Speaking generally about campaign laws and not McDaniel’s reports, Secretary of State Michael Watson said on Thursday his office has frequently fielded questions like, “Can you give corporate money to a PAC, and that PAC turn around and give the money to a candidate?”

Citing a 1990s state attorney general’s opinion, Watson said, “I think that would be a violation in my mind,” if a corporation gave more than $1,000 to a PAC, then the PAC gave more than $1,000 to a candidate. He said using a PAC simply to dodge corporation donation limits would possibly be a criminal violation. He said most such enforcement would be up to the attorney general’s office or local district attorneys.

McDaniel on Thursday told Mississippi Today he knows scant details about the finances of his PAC or his campaign.

“I can’t even write a check out of my account,” McDaniel said. “That’s just for safety reasons and so no one can ever question anything.”

McDaniel deferred any questions about Hold the Line PAC finances to Carr. Reached by phone on Thursday, Carr gave confusing answers.

“We registered (the PAC) in June, then some money came in in August, then we filed a report January 1. Correct, January 31. I’ll have to get back with you on that (the prior balance of $474,000). We had a clerical error,” Carr told Mississippi Today.

Carr said the report “clearly states” where the prior balance came from. But when challenged that the report does not list where the $474,000 came from, and asked for details of the clerical error, Carr referred further questions about the PAC to a man named Thomas Datwyler.
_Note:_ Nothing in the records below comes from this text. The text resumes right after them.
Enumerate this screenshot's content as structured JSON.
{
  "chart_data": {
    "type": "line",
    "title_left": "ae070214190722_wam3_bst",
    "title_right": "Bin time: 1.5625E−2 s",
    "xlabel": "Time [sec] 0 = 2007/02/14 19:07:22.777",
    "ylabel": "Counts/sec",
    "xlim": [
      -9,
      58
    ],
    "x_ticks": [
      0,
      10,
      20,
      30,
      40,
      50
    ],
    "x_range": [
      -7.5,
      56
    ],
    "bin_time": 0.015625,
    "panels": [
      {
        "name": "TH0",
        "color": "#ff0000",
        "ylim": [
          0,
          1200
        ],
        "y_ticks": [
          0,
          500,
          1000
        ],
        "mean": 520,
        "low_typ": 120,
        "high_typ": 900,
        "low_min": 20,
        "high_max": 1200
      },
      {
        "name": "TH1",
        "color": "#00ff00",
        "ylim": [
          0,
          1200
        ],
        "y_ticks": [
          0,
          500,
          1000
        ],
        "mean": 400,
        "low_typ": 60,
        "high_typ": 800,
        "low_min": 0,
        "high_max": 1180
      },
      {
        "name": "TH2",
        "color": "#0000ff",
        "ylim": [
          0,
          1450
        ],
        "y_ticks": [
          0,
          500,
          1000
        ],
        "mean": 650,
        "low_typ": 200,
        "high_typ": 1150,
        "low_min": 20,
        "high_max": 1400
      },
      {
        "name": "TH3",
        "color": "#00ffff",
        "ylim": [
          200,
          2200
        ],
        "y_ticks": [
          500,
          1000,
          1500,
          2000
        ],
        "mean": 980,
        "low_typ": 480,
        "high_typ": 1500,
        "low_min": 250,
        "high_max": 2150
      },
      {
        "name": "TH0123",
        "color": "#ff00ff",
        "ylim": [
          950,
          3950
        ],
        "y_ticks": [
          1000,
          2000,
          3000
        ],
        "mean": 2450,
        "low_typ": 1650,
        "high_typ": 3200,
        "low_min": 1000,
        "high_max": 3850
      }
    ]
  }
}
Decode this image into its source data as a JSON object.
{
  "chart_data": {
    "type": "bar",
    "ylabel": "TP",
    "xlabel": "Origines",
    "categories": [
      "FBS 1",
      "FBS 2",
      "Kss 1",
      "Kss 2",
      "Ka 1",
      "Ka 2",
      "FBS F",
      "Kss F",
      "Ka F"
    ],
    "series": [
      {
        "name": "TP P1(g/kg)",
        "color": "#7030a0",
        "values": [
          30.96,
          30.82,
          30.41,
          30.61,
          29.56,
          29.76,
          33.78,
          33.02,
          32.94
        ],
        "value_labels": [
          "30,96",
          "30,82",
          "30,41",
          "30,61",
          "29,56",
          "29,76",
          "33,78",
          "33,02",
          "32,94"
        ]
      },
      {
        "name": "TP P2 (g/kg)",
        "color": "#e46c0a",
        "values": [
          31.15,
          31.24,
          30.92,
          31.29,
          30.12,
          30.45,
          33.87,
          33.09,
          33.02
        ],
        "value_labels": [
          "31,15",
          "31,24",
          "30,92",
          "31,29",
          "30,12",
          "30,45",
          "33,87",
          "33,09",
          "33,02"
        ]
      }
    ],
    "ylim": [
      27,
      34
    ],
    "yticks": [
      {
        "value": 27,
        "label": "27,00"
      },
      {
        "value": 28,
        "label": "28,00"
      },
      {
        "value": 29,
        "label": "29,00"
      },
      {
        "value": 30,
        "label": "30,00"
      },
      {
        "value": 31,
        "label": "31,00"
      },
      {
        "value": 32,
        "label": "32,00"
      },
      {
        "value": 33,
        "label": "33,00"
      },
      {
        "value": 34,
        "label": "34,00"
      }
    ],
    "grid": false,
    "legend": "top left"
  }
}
Carr said Datwyler “filled out the report for me,” despite Carr’s electronic signature being on the PAC report filed to the secretary of state.

McDaniel also deferred questions about his campaign account to Datwyler, despite McDaniel’s signature being on the report and another person listed as the contact.

No one answered calls or responded to a message left at the number Carr gave for Datwyler.

A Thomas Datwyler, a national Republican operative and campaign finance consultant, has recently been in the news. After U.S. Sen. George Santos’ campaign treasurer resigned amid the candidate’s campaign finance problems, Santos said Datwyler would be taking over as treasurer. Datwyler’s attorney countered that he told Santos he would not be taking the post.

Also this week, Carr sent out an email fundraising solicitation for McDaniel titled “I AM ALL IN.” It is a letter from McDaniel asking voters to click links to donate $25, $50 or $100 to help him in his race for lieutenant governor. The solicitation, sent from dan@danqcarr.com, says it is “paid for by Committee to Elect Chris McDaniel.”

But no such committee has been registered with the Mississippi secretary of state’s office.

Besides his PAC, McDaniel is one of the largest donors to his own campaign, having contributed $53,000.

Hosemann this week reported having raised $1.33 million for the period, and having $3.5 million in his campaign account.